Former factory awaits new use
KINGSTON, N.Y. » The city Planning Board next month will begin its review of the proposal to turn a former furniture factory into a multiuse commercial facility that would include a TV and film production center.
The proposal for the building at 2 S. Prospect St., near Greenkill Avenue, has been submitted by affordable housing agency RUPCO. The Planning Board is to take it up when it meets at 6 p.m. July 10 in City Hall, 420 Broadway.
The project, to be called The Metro, is the first RUPCO undertaking that doesn’t include a housing component.
“The applicant proposes to continue the use of the property for a variety of light industrial
maker spaces catering to the creative arts,” states a project narrative submitted to the city by Scott Dutton, a Kingston architect who is designing the plan.
Dutton, who has worked on other RUPCO projects, said the renovation work is likely to be extensive. The project’s estimated cost is $11.5 million.
“In order to facilitate a more sustainable tenant base, the building will need
to undergo extensive renovations to address years of deferred maintenance,” the narrative reads.
The 70,000-square-foot building, which dates to 1947 and is on the National Register of Historic Places, most recently housed the Hall of Records of Metropolitan Life. It originally was the Pilgrim Furniture factory.
Among the expected tenants of The Metro is a TV/film production center headed by actress Mary Stuart Masterson, who lives in Dutchess County and founded a nonprofit called Stockade Works.
RUPCO says The Metro is part of its “Community Wealth Building” program.
“We’re taking another vacant structure and repurposing it to specifically create and capture wealth and job creation locally,” Kevin O’Connor, RUPCO’s chief executive officer, has said. “This initiative will remove neighborhood blight, preserve a historic structure, create jobs and move people from persistent poverty to skilled employment.”

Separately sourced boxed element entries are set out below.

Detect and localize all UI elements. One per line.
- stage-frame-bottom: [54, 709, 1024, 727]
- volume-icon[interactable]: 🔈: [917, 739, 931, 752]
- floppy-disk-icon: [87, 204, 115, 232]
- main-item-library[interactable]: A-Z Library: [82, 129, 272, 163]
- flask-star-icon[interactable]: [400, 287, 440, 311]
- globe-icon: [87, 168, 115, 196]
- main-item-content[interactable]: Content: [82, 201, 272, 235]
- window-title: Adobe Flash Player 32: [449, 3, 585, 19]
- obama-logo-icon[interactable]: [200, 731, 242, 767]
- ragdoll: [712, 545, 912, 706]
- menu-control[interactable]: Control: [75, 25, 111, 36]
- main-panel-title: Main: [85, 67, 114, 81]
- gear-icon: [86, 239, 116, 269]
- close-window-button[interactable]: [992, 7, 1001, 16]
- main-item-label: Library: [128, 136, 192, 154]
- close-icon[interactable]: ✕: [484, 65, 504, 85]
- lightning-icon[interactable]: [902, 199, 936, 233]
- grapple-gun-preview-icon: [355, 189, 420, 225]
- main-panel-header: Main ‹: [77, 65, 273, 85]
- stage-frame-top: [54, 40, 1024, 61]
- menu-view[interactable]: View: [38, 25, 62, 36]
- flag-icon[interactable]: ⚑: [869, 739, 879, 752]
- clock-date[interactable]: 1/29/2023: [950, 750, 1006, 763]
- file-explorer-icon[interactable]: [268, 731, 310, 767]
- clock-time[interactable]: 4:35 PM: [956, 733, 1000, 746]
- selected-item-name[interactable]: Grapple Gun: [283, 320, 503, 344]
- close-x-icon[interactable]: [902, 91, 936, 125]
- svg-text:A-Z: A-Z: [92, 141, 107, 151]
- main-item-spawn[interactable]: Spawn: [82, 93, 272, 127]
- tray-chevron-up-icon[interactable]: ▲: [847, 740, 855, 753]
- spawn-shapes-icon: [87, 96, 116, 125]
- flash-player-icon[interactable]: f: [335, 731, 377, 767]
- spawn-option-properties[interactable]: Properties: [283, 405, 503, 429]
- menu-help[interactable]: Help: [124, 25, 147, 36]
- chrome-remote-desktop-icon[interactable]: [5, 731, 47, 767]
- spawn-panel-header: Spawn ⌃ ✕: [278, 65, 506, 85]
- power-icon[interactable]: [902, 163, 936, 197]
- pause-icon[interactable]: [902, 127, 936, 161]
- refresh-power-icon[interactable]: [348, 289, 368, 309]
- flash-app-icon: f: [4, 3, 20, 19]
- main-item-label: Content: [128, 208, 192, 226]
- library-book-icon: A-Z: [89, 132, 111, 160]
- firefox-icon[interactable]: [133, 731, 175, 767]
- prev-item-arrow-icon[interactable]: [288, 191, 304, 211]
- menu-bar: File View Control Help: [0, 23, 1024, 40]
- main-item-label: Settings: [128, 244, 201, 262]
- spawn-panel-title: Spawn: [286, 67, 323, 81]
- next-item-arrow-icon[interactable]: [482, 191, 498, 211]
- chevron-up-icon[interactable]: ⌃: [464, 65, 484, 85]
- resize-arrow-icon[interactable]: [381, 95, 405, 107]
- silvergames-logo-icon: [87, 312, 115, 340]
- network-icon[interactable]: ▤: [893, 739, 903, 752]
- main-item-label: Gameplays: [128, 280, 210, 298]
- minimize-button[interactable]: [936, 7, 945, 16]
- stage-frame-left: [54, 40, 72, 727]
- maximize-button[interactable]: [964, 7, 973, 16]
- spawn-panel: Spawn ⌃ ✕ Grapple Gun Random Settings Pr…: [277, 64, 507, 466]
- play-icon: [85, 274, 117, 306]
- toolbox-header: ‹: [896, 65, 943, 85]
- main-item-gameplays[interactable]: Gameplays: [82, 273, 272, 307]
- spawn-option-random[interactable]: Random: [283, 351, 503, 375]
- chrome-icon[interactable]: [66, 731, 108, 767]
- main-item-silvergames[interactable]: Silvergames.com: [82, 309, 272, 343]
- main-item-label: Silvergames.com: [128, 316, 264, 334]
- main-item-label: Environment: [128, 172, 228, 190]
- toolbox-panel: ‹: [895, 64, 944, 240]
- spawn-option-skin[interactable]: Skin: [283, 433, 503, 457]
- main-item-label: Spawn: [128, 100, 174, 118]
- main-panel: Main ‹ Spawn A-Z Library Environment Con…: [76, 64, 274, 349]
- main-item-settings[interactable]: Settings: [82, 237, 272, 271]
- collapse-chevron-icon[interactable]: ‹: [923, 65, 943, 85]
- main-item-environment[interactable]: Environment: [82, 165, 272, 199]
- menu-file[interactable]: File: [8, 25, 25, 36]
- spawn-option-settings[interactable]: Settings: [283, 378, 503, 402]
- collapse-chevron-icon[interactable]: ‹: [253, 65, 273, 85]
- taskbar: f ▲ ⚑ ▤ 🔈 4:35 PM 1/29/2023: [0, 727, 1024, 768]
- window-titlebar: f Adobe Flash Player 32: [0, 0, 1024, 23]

RUPCO expects there to be rent-paying tenants at The Metro other than Masterson’s TV/film operation.
The agency refers to the prospective other occupants as “makers.”
The ‘makers space’ “provides a place for local craftsmen, including chocolatiers, candle makers, handbag designers who make their products here in Kingston, creating and spurring community wealth building,” O’Connor has said.
RUPCO people who live in its Lace Mill building in Midtown Kingston, many of them artists, have inquired about industrial space in The Metro for welding or large-scale woodworking.
RUPCO sees The Metro as
an example of what one project can do for the health of Kingston.
“What we really liked is that Stockade Works is committed to not only bringing new jobs to the area but providing professional training to local residents to fill those positions,” O’Connor said. “We believe that community wealth-building is a multifaceted opportunity, taking place across all productions phases: lighting, sound, props, make-up, food service and screen talent. Kingston can provide the needed manpower to make it work.”